Descriptive statistics involve summarizing and organizing data so it can be easily understood. Descriptive statistics are typically broken down into two categories:
- Measures of Central Tendency: These describe the center or typical value of a dataset. Common measures include:
- Mean: The average of all data points.
- Median: The middle value when the data is ordered from least to greatest.
- Mode: The most frequently occurring value(s) in a dataset.
- Measures of Dispersion (or Variability): These describe the spread of the data. Common measures include:
- Range: The difference between the maximum and minimum values.
- Variance: The average of the squared differences from the mean.
- Standard Deviation: The square root of the variance, indicating the average amount each data point differs from the mean.
- Interquartile Range (IQR): The range within the middle 50% of the data, calculated as the difference between the 75th and 25th percentiles.
- Other Descriptive Statistics:
- Skewness: A measure of the asymmetry of the distribution of values.
- Kurtosis: A measure of the “tailedness” of the distribution of values.
- Percentiles: Values below which a certain percentage of data points in a dataset fall.
Example
Let’s say we have a dataset of exam scores: [55, 63, 77, 85, 88, 92, 94, 97, 99, 100].
- Central Tendency:
- Mean: (55 + 63 + 77 + 85 + 88 + 92 + 94 + 97 + 99 + 100) / 10 = 85
- Median: (88 + 92) / 2 = 90
- Mode: No mode, as all values are unique.
- Dispersion:
- Range: 100 – 55 = 45
- Variance:
- First, find the mean (85).
- Calculate each data point’s deviation from the mean, square it, and find the average of those squared deviations.

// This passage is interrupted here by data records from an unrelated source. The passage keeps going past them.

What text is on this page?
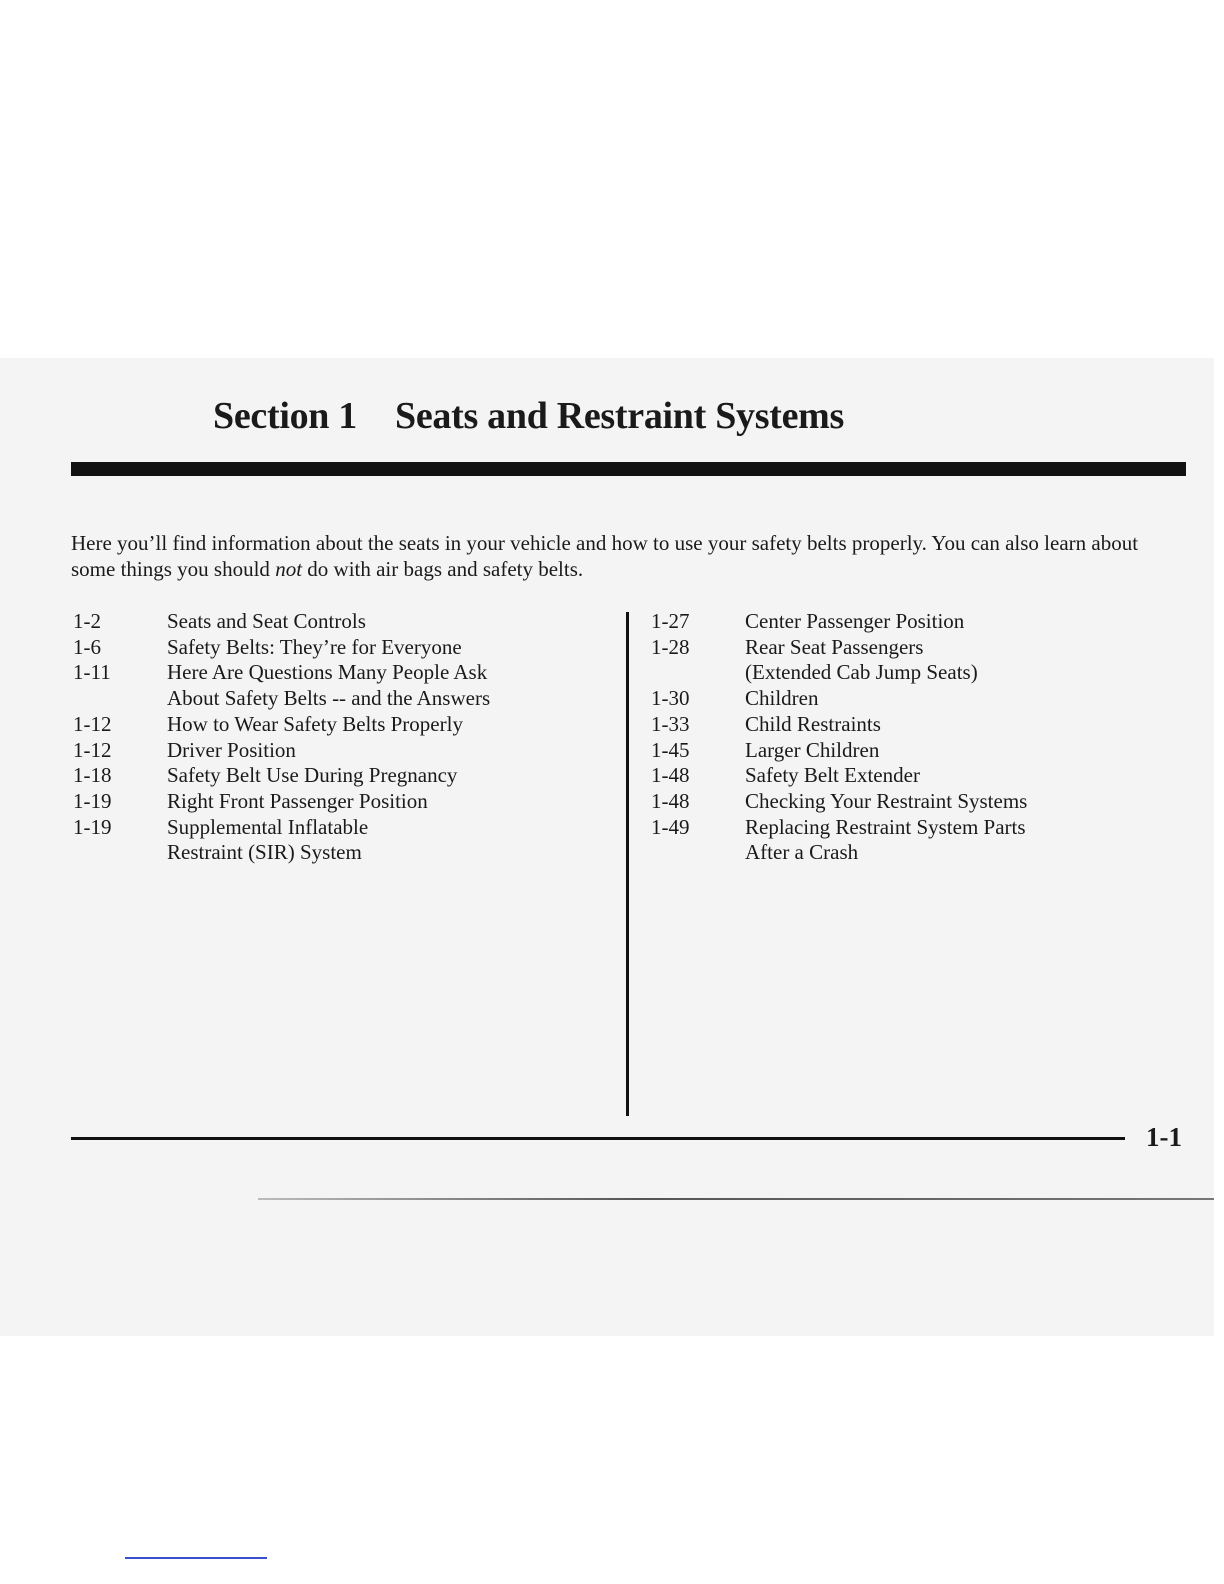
Section 1 Seats and Restraint Systems

Here you’ll find information about the seats in your vehicle and how to use your safety belts properly. You can also learn about some things you should not do with air bags and safety belts.

1-2	Seats and Seat Controls
1-6	Safety Belts: They’re for Everyone
1-11	Here Are Questions Many People Ask
About Safety Belts -- and the Answers
1-12	How to Wear Safety Belts Properly
1-12	Driver Position
1-18	Safety Belt Use During Pregnancy
1-19	Right Front Passenger Position
1-19	Supplemental Inflatable
Restraint (SIR) System
1-27	Center Passenger Position
1-28	Rear Seat Passengers
(Extended Cab Jump Seats)
1-30	Children
1-33	Child Restraints
1-45	Larger Children
1-48	Safety Belt Extender
1-48	Checking Your Restraint Systems
1-49	Replacing Restraint System Parts
After a Crash

1-1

- Variance = [(55-85)² + (63-85)² + (77-85)² + (85-85)² + (88-85)² + (92-85)² + (94-85)² + (97-85)² + (99-85)² + (100-85)²] / 10
- Variance = 184.4
- Standard Deviation: √184.4 ≈ 13.58
- IQR:
- Q1 (25th percentile) = 77
- Q3 (75th percentile) = 97
- IQR = 97 – 77 = 20
- Other Statistics:
- Skewness: Since the mean is less than the median, the distribution is slightly left-skewed.
- Kurtosis: Calculated as part of a more complex formula, typically requiring statistical software for exact value.
These statistics provide a comprehensive summary of the dataset’s characteristics, giving a clear picture of its central tendency, spread, and overall distribution shape.